Ainda assim, a morosidade do Judiciário brasileiro impressiona. O tempo médio de tramitação dos processos ainda pendentes de encerramento era, em 2019, de 5 anos e 2 meses. Na fase de execução, quando o que se postula é a entrega de um bem da vida, cujo direito encontra-se reconhecido por um título executivo (judicial ou extrajudicial), a tramitação demora na Justiça Federal, em média, 7 anos e 8 meses, e na Justiça Estadual 6 anos e 9 meses.[2]

O cenário retratado revela um Judiciário ineficiente, que não consegue cumprir o seu papel: de prover a paz social. Tudo fruto de uma cultura que sempre incentivou a judicialização dos litígios, sem conferir maior importância às vias extrajudiciais de solução de conflitos[3].

É verdade que, no campo do direito positivo, houve uma perceptível mudança no cenário normativo e regulatório, sobretudo a partir de 2015, com a aprovação do novo Código de Processo Civil (Lei 13.015/2015), com a reforma da Lei de Arbitragem (Lei 13.129/2015) e com a edição da Lei de Mediação (Lei 13.140/2015). Mais recentemente, foi sancionada a nova Lei de Licitações e Contratos Administrativos (Lei 14.133/2021), que reservou todo um capítulo para a disciplina “dos meios alternativos de solução de controvérsias” (Capítulo XII, arts. 151 a 154).

Não obstante isso, a litigiosidade no país é ainda muito alta.
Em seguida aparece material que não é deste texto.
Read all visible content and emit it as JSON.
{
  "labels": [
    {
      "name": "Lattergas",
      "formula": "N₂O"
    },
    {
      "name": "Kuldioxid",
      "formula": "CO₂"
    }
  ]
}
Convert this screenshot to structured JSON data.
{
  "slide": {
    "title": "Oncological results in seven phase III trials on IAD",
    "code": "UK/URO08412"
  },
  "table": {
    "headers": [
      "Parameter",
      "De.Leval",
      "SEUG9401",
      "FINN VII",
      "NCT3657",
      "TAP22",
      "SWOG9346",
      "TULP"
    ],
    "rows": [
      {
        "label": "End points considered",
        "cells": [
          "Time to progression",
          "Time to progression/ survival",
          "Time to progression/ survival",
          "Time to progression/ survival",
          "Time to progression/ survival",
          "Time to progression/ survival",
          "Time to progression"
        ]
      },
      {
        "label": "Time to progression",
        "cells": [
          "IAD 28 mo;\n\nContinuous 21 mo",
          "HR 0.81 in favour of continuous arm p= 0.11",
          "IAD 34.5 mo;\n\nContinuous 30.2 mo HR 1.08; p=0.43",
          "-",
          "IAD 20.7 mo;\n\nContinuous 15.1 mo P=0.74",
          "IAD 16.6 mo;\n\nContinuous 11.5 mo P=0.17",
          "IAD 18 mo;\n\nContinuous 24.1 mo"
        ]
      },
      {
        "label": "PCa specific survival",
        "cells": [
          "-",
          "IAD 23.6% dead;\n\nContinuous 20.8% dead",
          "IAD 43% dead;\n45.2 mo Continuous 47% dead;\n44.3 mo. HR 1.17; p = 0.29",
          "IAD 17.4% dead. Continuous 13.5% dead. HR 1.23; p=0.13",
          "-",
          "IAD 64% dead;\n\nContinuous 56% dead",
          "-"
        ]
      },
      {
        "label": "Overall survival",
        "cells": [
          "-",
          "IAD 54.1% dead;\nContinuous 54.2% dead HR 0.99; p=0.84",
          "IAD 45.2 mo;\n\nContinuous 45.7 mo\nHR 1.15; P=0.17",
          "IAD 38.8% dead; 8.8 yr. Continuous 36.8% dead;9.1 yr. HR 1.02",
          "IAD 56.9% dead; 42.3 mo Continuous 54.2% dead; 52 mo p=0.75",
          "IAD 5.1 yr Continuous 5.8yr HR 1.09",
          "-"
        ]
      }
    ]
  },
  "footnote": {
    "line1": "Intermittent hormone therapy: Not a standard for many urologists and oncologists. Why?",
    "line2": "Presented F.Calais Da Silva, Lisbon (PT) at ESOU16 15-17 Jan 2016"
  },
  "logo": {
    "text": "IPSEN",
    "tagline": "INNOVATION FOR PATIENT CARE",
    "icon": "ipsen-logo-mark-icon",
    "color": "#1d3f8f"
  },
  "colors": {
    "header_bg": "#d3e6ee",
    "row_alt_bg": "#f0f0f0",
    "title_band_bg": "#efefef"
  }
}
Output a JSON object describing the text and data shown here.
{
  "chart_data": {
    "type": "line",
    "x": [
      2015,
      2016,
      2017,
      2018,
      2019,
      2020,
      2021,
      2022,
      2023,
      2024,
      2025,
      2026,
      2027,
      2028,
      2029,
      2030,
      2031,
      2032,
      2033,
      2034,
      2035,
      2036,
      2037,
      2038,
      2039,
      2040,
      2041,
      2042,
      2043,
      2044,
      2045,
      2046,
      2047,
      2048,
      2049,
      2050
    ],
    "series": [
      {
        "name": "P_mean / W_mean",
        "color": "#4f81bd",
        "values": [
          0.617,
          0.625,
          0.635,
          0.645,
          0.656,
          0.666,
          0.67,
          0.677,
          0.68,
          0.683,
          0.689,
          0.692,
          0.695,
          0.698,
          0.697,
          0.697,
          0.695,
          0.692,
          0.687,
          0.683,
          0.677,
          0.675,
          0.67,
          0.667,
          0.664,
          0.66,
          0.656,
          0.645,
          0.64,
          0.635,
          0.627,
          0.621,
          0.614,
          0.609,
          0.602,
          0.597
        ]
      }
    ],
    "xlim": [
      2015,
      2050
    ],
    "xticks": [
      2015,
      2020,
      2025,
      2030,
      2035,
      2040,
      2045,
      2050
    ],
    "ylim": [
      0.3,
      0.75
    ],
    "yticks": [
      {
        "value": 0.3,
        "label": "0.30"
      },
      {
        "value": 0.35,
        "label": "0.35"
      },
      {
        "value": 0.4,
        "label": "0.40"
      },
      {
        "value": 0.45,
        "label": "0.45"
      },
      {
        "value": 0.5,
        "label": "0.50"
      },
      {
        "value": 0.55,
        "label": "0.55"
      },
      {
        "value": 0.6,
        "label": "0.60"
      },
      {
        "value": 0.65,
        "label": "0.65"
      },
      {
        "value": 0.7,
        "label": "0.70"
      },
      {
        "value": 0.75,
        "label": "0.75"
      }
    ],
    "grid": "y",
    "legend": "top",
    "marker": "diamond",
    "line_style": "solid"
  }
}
A celebração de acordos na esfera judicial é em certa medida bastante excepcional, ocorrendo em apenas 12,5% dos conflitos submetidos ao Judiciário.[4] Várias são as explicações apontadas pela doutrina especializada para o nível (altíssimo) de litigiosidade hoje existente no Brasil.

Diz-se, nesse sentido, que a cultura do litígio seria fruto e efeito, dentre outros fatores: (i) da ausência, até bem recentemente, de marcos normativos claros e específicos disciplinando o uso das vias extrajudiciais de resolução de conflitos[5]; (ii) da inexistência de lideranças aptas a conduzir a mudança cultural necessária no sistema de justiça[6]; (iii) da previsão na legislação processual de estímulos excessivos  à judicialização dos conflitos[7]; e (iv) de um ensino jurídico voltado, historicamente, para a formação de profissionais do direito aptos para a atuação litigiosa, mas sem qualquer preparo para negociar, buscar o consenso ou se valer de práticas colaborativas.[8]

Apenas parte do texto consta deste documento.